Short texts show students way into literature

July 18th, 2008

Assigning a full-length novel to a group of middle or high school students is probably met with a lot of eye-rolling and groaning. Many students will struggle to complete the book and those who do may read it quickly and superficially. Teachers often find themselves sacrificing valuable classroom time to allow students to read the book, leaving little time for discussion.

Members of the Mosaic Listserv — a discussion group devoted to teachers who want to help their students become thoughtful, independent readers — recently participated in an online discussion about a book that suggests using shorter texts as a way to expose students to a wide range of literature while deepening their comprehension. In Less Is More: Teaching Literature with Short Texts, Grades 6-12, Kimberly Hill Campbell encourages teachers to look beyond novels to engage students, and embrace a richer variety of literature, including graphic novels, short stories, and essays.

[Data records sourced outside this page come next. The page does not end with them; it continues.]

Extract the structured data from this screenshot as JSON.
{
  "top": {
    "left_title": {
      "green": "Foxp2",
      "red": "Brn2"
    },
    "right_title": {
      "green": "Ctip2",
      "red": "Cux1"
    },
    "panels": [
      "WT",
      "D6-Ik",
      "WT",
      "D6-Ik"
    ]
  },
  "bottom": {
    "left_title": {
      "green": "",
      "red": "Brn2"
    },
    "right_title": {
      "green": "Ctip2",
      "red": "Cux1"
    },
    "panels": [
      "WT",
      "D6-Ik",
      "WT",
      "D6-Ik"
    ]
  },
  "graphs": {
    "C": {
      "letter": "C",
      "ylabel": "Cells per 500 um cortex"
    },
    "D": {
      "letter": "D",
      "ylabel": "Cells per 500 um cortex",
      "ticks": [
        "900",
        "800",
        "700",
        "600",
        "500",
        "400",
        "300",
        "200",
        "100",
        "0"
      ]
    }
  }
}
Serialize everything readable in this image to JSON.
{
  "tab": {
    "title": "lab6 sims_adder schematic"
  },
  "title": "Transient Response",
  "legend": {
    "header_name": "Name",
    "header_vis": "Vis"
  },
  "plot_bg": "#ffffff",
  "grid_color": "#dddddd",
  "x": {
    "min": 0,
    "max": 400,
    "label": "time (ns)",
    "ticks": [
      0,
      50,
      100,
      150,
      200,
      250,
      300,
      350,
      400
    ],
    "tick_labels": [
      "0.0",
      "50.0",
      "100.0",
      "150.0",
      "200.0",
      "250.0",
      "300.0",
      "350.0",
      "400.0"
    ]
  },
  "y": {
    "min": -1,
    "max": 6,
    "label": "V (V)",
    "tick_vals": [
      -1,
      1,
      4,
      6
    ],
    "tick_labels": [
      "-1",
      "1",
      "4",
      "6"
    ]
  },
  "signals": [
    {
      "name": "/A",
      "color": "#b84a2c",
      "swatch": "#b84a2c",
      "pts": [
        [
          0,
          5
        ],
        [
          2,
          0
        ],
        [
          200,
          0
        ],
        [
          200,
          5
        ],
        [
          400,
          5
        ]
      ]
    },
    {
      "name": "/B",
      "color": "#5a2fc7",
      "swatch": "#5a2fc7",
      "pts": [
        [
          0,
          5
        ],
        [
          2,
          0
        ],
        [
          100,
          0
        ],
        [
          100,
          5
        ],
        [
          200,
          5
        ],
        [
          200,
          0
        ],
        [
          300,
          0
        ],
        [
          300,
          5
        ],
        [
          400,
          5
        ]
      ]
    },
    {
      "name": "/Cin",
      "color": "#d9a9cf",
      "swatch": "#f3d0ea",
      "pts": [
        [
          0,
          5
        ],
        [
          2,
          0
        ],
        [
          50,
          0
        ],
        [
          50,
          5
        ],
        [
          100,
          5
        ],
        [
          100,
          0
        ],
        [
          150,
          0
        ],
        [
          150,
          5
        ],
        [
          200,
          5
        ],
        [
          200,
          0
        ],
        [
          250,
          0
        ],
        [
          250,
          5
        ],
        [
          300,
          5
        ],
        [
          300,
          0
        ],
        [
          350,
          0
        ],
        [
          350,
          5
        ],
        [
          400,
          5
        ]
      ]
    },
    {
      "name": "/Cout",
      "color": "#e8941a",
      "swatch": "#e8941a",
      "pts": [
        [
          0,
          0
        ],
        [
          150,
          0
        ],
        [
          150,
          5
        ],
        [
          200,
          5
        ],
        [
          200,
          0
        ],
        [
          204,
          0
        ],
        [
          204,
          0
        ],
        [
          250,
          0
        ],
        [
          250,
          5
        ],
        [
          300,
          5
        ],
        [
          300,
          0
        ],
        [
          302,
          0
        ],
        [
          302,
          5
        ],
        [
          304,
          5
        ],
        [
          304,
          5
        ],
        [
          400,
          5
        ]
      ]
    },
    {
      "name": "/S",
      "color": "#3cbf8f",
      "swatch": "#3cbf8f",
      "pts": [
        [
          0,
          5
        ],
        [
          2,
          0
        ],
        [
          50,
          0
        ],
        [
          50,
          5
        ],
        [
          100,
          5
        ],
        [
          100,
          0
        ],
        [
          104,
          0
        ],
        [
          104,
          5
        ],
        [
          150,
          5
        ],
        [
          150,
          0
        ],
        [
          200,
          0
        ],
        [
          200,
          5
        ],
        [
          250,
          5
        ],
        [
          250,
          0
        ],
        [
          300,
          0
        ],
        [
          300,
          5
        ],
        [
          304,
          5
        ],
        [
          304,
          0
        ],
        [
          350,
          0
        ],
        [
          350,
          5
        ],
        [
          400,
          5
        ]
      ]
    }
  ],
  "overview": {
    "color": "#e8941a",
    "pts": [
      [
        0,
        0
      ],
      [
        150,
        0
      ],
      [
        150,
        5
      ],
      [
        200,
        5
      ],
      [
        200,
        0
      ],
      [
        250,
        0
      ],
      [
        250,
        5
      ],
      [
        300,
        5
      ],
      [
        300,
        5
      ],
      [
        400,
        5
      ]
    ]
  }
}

She argues that not all students are ready — or in many cases willing — to take on a full-length novel and that short stories provide most students a way into literature. “When students are confronted solely and consistently with texts that are complex and lengthy, there is resistance, a tendency to disengage and to look for shortcuts that may help complete a required assignment but that circumscribe or even totally avoid actual reading,” writes Leila Christenbury in the book’s foreword.

Many of the teachers participating in the Mosaic discussion found themselves in that situation: trying to coax middle and high school students into reading lengthy pieces of required literature in a limited timeframe, and engage them in meaningful discussion about the piece. Leslie Popkin, a literacy coach from Bellerose, NY, shared that “as a coach in a K-8 building, writing a curriculum for the upper grades that is workable and meaningful has been a challenge. The reading of Less Is More couldn’t have been more timely.” She added that the strict time constraints faced by middle school teachers makes fitting all the components of balanced literacy into the confines of a middle school ELA program very difficult. “This book is a superb source for high school teachers,” Popkin wrote, “and a good one as well for middle school teachers.” She considers the book a “must-read” for teachers of grades 6 through 8 and thinks that the strategies from the book can be used at almost any level.

Heather Rockensock, a literacy coach from Holmen, WI, shared that she had a hard time helping her reading and writing teachers integrate learning strategies into their teaching. “As soon as I read this book, I knew that I had a solution to my problem,” Heather wrote. Instead of struggling with trying to fit full-length novels — and the time it takes to read them — into the allotted time, Heather and other teachers are now adding shorter texts to their library. Rockensock’s students in the eighth grade are beginning their study of the Holocaust. Reading the usual required texts — The Diary of Anne Frank and The Devil’s Arithmetic — “would take forever,” she said. “I am excited to say that we are adding picture books, short stories, and graphic novels to our collection…I can’t wait to see how this enriches our discussions because now we will have time to actually have discussions!” The eighth-graders will also write a memoir as part of the unit and Rockensock says that she can already see the advantages of exposing students to various forms of literature.

Donna DeTommaso, an ESL teacher from Hatfield, PA, said that she likes to use short texts to provide her students the opportunity to reread the piece multiple times and to dig deeper into the text. Inspired by the book, DeTommaso read the story Charlie by Shirley Jackson to her students. “Sometimes I get so hung up on having them muddle their way through it that I don’t choose to do this. Kimberly inspired me to back up and do more it,” she said. She then asked her students to reread the story on their own and used Campbell’s strategies to teach the class about foreshadowing and inferring.

Amy Windus, a fifth-grade teacher from Scio, NY, is also faced with trying to fit a lot of material into a limited amount of time. She believes that the strategies in Campbell’s book will not only help alleviate the time issue by using shorter texts, but will also allow students to read, re-read, and truly engage with the text in a meaningful way. “In my opinion, this is actually one of the greatest benefits of shorter texts,” she said. “Once they’ve been read and students understand the content, you are then free to re-examine them from any number of lenses, depending on the skill, strategy, or craft that you want students to understand.”